Recently, LeanDNA had the opportunity to host a discussion involving experienced manufacturing leaders from Chamberlain Group, HNI Corporation, and PSG Dover.
The three main learning objectives covered in the Building Supply Chain Resilience Webinar included:
- Shortages and issues discrete manufacturers face
- The role technology plays in addressing these challenges
- How to utilize modernized planning and optimization tools for actionable insights
This blog serves as a resource to summarize the key takeaways from the conversation, you can also download the full webinar video for additional details on the topics discussed.
Manufacturers Face a New Set of Challenges from the Impacts of the Shortage Economy
The Great Supply Chain Disruption
With the ongoing effects of the shortage economy, surveys are showing that 83% of the supply chain feels overwhelmed.

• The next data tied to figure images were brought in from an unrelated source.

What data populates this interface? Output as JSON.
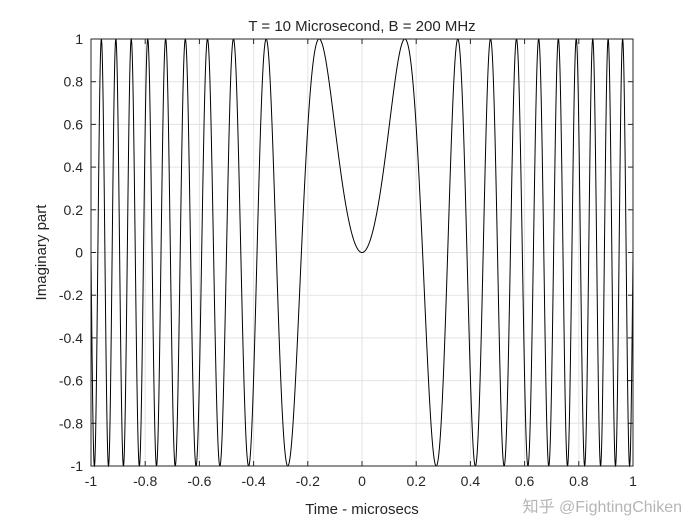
{
  "chart_data": {
    "type": "line",
    "title": "T = 10 Microsecond, B = 200 MHz",
    "xlabel": "Time - microsecs",
    "ylabel": "Imaginary part",
    "xlim": [
      -1,
      1
    ],
    "ylim": [
      -1,
      1
    ],
    "xticks": [
      "-1",
      "-0.8",
      "-0.6",
      "-0.4",
      "-0.2",
      "0",
      "0.2",
      "0.4",
      "0.6",
      "0.8",
      "1"
    ],
    "yticks": [
      "-1",
      "-0.8",
      "-0.6",
      "-0.4",
      "-0.2",
      "0",
      "0.2",
      "0.4",
      "0.6",
      "0.8",
      "1"
    ],
    "grid": true,
    "series": [
      {
        "function": "sin(pi*(B/T)*t^2)",
        "T_us": 10,
        "B_MHz": 200,
        "color": "#000000"
      }
    ]
  },
  "watermark": "知乎 @FightingChiken"
}
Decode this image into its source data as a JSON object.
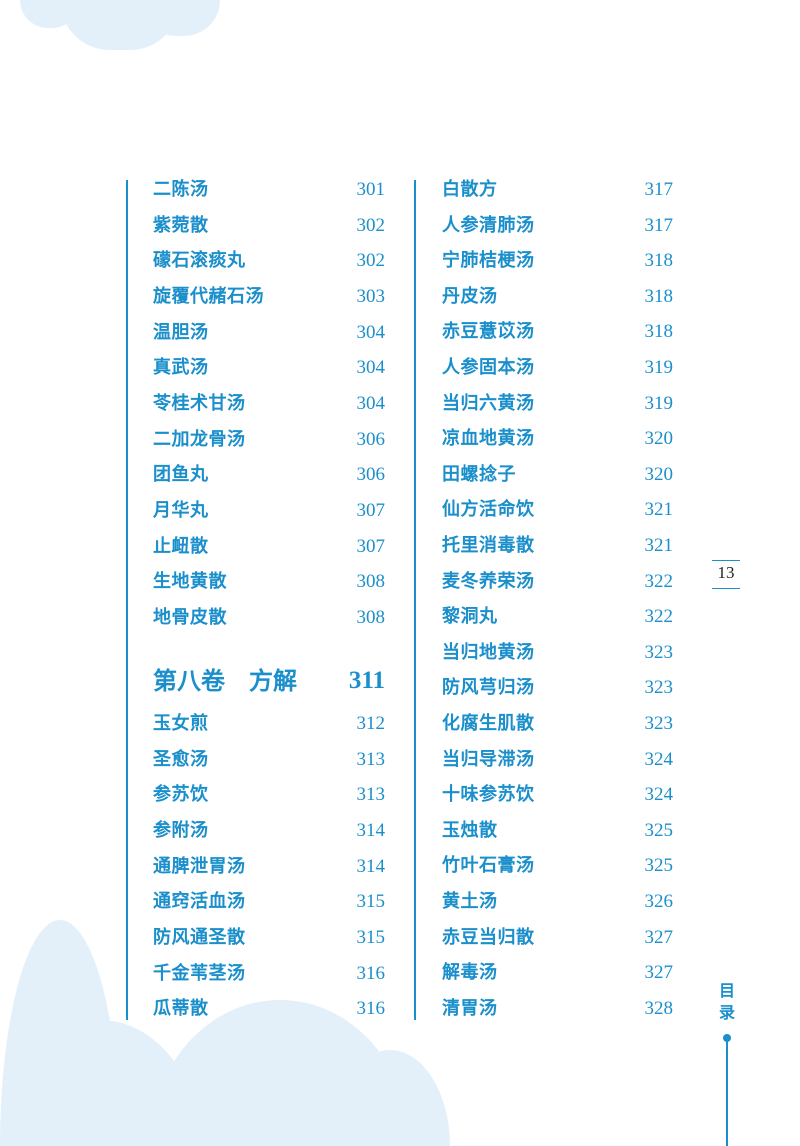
{
  "left_column": [
    {
      "title": "二陈汤",
      "page": "301"
    },
    {
      "title": "紫菀散",
      "page": "302"
    },
    {
      "title": "礞石滚痰丸",
      "page": "302"
    },
    {
      "title": "旋覆代赭石汤",
      "page": "303"
    },
    {
      "title": "温胆汤",
      "page": "304"
    },
    {
      "title": "真武汤",
      "page": "304"
    },
    {
      "title": "苓桂术甘汤",
      "page": "304"
    },
    {
      "title": "二加龙骨汤",
      "page": "306"
    },
    {
      "title": "团鱼丸",
      "page": "306"
    },
    {
      "title": "月华丸",
      "page": "307"
    },
    {
      "title": "止衄散",
      "page": "307"
    },
    {
      "title": "生地黄散",
      "page": "308"
    },
    {
      "title": "地骨皮散",
      "page": "308"
    }
  ],
  "section": {
    "title": "第八卷　方解",
    "page": "311"
  },
  "left_column_after": [
    {
      "title": "玉女煎",
      "page": "312"
    },
    {
      "title": "圣愈汤",
      "page": "313"
    },
    {
      "title": "参苏饮",
      "page": "313"
    },
    {
      "title": "参附汤",
      "page": "314"
    },
    {
      "title": "通脾泄胃汤",
      "page": "314"
    },
    {
      "title": "通窍活血汤",
      "page": "315"
    },
    {
      "title": "防风通圣散",
      "page": "315"
    },
    {
      "title": "千金苇茎汤",
      "page": "316"
    },
    {
      "title": "瓜蒂散",
      "page": "316"
    }
  ],
  "right_column": [
    {
      "title": "白散方",
      "page": "317"
    },
    {
      "title": "人参清肺汤",
      "page": "317"
    },
    {
      "title": "宁肺桔梗汤",
      "page": "318"
    },
    {
      "title": "丹皮汤",
      "page": "318"
    },
    {
      "title": "赤豆薏苡汤",
      "page": "318"
    },
    {
      "title": "人参固本汤",
      "page": "319"
    },
    {
      "title": "当归六黄汤",
      "page": "319"
    },
    {
      "title": "凉血地黄汤",
      "page": "320"
    },
    {
      "title": "田螺捻子",
      "page": "320"
    },
    {
      "title": "仙方活命饮",
      "page": "321"
    },
    {
      "title": "托里消毒散",
      "page": "321"
    },
    {
      "title": "麦冬养荣汤",
      "page": "322"
    },
    {
      "title": "黎洞丸",
      "page": "322"
    },
    {
      "title": "当归地黄汤",
      "page": "323"
    },
    {
      "title": "防风芎归汤",
      "page": "323"
    },
    {
      "title": "化腐生肌散",
      "page": "323"
    },
    {
      "title": "当归导滞汤",
      "page": "324"
    },
    {
      "title": "十味参苏饮",
      "page": "324"
    },
    {
      "title": "玉烛散",
      "page": "325"
    },
    {
      "title": "竹叶石膏汤",
      "page": "325"
    },
    {
      "title": "黄土汤",
      "page": "326"
    },
    {
      "title": "赤豆当归散",
      "page": "327"
    },
    {
      "title": "解毒汤",
      "page": "327"
    },
    {
      "title": "清胃汤",
      "page": "328"
    }
  ],
  "page_number": "13",
  "side_label": "目录",
  "colors": {
    "accent": "#1b8fcb",
    "cloud": "#e3f0fa"
  }
}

To alleviate cognitive overload, manufacturing leaders are looking for ways to digitally transform their supply chain. However, the issue is 83% of companies find that better decision making is lacking, even after implementing technology. Manufacturers are now finding that the complex technology is more difficult to maintain for long term results.
On the other hand, the traditional processes alone are no longer efficient due to the unforeseen occurrences that have impacted the supply chain.
The most common shortage management stopgaps include:
1. Increasing Safety Stock
Additional inventory eats working capital & further amplifies the strain on suppliers to produce the right materials
2. Expediting Materials
Manufacturers pay high fees to expedite materials to service production priorities and avoid further delays
3. Shortage War Rooms
Without real-time, actionable analytics, the reactive cycle of putting out fires on a daily basis will continue
4. Better Planning
Better planning alone doesn’t help supply chains pivot and adapt faster to changing inputs
5. Homegrown analytics
Stale data analytics aren’t able to produce actionable, fast, and updated insights for better decision making
All of the aforementioned stopgaps are creating silos in supply chain execution that create confusion due to lack of communication, collaboration, and aligned decision making.
The burdens of the supply chain disruption are affecting how planners, buyers, and suppliers co-exist under their previous manual system processes.
The Pain Points of Leading Supply Chain Manufacturers
During the Building Supply Chain Resilience Webinar, it was discovered that even though the companies in the conversation served different industries they all had the same overarching issues.
Supply chain leaders from Chamberlain Group, HNI Corporation, and PSG Dover all expressed their similar pain points of wanting to improve complete on-time shipments, reduce extended lead time, optimize inventory, and better supply chain management.
Manufacturing Supply Chain Management is Pivoting to Adapt as Ongoing Challenges Arise
Previously, the organizations mentioned were using manual, mundane processes that were inefficient for their team, suppliers, and customers. By shifting away from the standard spreadsheet to prescriptive analytics, visibility is enhanced across the organization and a clear picture is given as to what each individual needs to know or do ahead of time.
“Lean DNA has allowed us to just identify those shortages upfront and start working on those issues. And I’m guessing we probably block around 95% of the noise from the plant now, the plant being our direct customer from getting materials, too. So it’s just allowed us to be a little more Proactive in how we manage the business.” -Andrew Shoppa, Supply Chain Manager at HNI Corporation
Each of the participants discussed how they have begun their digital transformation by utilizing LeanDNA’s response-planning platform to streamline processes and optimize their supply chain.
How Industry Leaders are Leveraging Supply Chain Management Solutions to Create Sustainable Strategies
Top manufacturers are utilizing augmented intelligence over business intelligence solutions to generate a purpose-build workflow. Response-planning solutions are designed to be human centric to enable collaboration and better decision making.
Traditional processes centered around network design and planning do not produce actionable insights. It can be quite difficult to plan ahead or pivot strategies with the current business intelligence reports manufacturers are using. To proactively manage supply chain inventory, manufacturers are turning to automate manual tasks for streamlined, standardized procedures with clear visibility across teams.
Supply chain workers are able to reduce repetitive, time-consuming tasks to focus on the information that matters and lighten the cognitive overload that employees are feeling.
LeanDNA is bridging the gap between business intelligence and automated intelligence by introducing an easily integratable platform that is able to yield a sustainable return on investment.